The only errors assigned for a reversal are the following:

I. That the eoui’t erred in sustaining defendants’ motion for a directed verdict, and

II. That the court erred in refusing to admit certain evidence to show the amount of claims existing against the receivership of the McConnell Company.

I. Appellant contends that the lower court erred in directing a verdict for the defendants because the evidence shows that the capital stock of the company had been greatly reduced; that dividends had been wrongfully paid to stockholders out of the assets of the corporation, and not out of its profits; appellant’s principal contention being that where dividends are wrongfully paid out of the capital stock or assets of the corporation and not out of its surplus or earnings, the stockholders receiving such dividends are personally liable to the creditors of the corporation, and that such stockholders are personally liable therefor. Appellant contends that such liability arises (1) under the statute, and (2) under the “trust fund” doctrine of the common law.

(1) Are defendant stockholders liable under the statute for having received dividends wrongfully paid them by officers of the corporation, because of a wrongful diversion of its funds ? Sections 8377 and 8378 of the Code of 1931 relating to the diversion of the funds of corporations provide as follows:

Section 8377. “Intentional fraud in failing to comply substantially with the articles of incorporation, or in deceiving the public or individuals in relation to their means or their liabilities, * * * shall subject those guilty thereof to fine and imprisonment, * * *. Any person who has sustained injury from such fraud may also recover damages therefor against those guilty of participating in such fraud.”

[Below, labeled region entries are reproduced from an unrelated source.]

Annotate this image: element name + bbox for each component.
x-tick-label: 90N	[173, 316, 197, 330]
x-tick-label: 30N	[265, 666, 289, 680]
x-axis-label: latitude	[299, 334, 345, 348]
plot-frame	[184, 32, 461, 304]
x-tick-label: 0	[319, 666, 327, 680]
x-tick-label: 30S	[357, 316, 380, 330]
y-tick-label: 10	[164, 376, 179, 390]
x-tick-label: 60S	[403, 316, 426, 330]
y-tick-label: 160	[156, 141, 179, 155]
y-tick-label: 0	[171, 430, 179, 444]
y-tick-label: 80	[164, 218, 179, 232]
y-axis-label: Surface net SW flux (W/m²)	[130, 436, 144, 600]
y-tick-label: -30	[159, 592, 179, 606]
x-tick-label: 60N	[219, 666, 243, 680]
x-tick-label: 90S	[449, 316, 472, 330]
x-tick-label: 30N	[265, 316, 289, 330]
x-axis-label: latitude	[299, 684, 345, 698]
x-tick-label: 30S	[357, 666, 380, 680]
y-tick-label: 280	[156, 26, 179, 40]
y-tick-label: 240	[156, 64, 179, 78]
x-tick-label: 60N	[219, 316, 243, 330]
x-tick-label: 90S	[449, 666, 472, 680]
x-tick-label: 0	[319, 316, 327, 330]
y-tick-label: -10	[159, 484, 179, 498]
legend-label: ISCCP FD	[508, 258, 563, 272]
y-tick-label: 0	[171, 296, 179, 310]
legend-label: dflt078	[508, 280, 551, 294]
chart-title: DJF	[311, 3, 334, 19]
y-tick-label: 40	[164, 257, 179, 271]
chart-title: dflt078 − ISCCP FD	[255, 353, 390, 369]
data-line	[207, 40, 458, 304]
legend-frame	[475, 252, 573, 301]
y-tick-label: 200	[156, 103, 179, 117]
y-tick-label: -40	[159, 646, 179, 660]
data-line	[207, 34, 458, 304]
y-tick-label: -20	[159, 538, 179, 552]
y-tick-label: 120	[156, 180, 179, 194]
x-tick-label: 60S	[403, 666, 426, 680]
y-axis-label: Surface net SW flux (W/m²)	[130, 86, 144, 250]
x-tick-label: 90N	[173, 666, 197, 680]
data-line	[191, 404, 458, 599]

Section 8378. “The diversion of the funds of the corporation * * *, if any person be injured thereby, and the payment of dividends which leaves insufficient funds to meet the liabilities thereof, shall be such fraud as will subject those guilty thereof *1132 to the penalties of the preceding section; and such dividends, or their equivalent, in the hands of stockholders, shall be subject to such liabilities. If the directors * * * shall declare and pay any dividend when such corporation is known by them to be insolvent, or any dividend the payment of which would render it insolvent, or which would diminish the amount of its capital stock, all directors, officers, or agents knowingly consenting thereto shall be jointly and severally liable for all the debts of such corporation then existing, but dividends made in good faith before knowledge of the occurring of losses shall not come within the provisions of this section.” (Italics ours.)

These statutes create a liability to defrauded creditors who ha/ue been injured by the acts of the corporation.